During spontaneous queries, the Belastingdienst would decide to audit every welfare recipient of a particular nationality upon the reception of signals concerned specific individuals. For instance, upon receiving information over hundred Ghanaians in Amsterdam potentially committing fraud, the Belastingdienst decided to audit every six thousand Ghanaian residing in the Netherlands.
These practices had for effect to increase the proportion of foreigners being audited, in turn leading the machine-learning model to wrongfully conclude that foreign nationality was an indicator of fraud. In truth, the Belastingdienst committed a systemic sample bias by attaching disproportionate level importance to the variable of nationality, to the detriment of objective markers of fraud.
Key takeaways:
The toeslagenaffaire is a complex case, too complex to be summarized in a few paragraphs. Hence, we will stick to the key takeaways for tax compliance and fiscal algorithmic governance.
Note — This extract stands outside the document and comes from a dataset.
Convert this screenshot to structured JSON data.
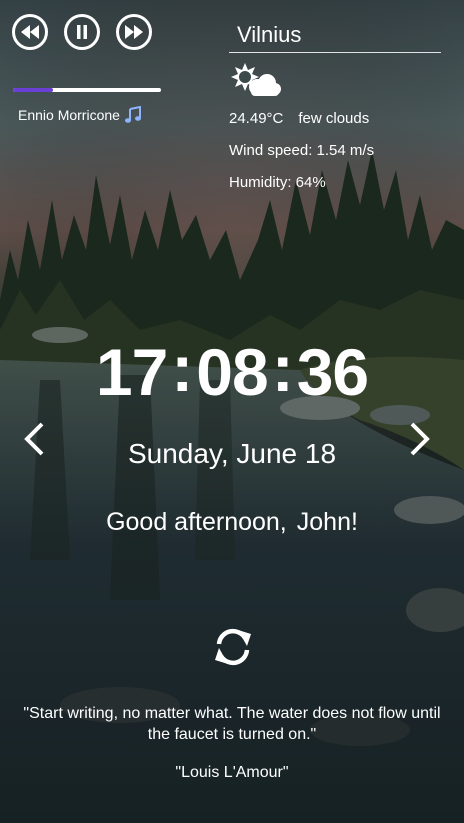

In our opinion, the toeslagenaffaire acts as a reminder that tax compliance risk-management is an inductive process which entirely rests on data quality. Enormous importance is attached to the AI systems and machine-learning models used by tax administrations (particularly by us at taxadmin.ai!), but the data fed to the model and its quality should equally be scrutinized. Spontaneous and recurrent queries aimed specifically at the variable of nationality deviates from the inductive process that is risk-management, it theorizes before the data and in fine become a self-fulfilling prophecy.
Second, the toeslagenaffaire highlights the need for explainability and the right of AI subjects to request disclosure of the underlying logic of the model, and (at least some of) its features. In the toeslagenaffaire, a simple counter-factual explanation outlining the predictive value of the ‘Dutch/non-Dutch’ feature would most likely have spared victims a very lengthy ordeal. Solutions to provide explanations without opening the black box have been proposed in literature, and could be implemented with little costs attached.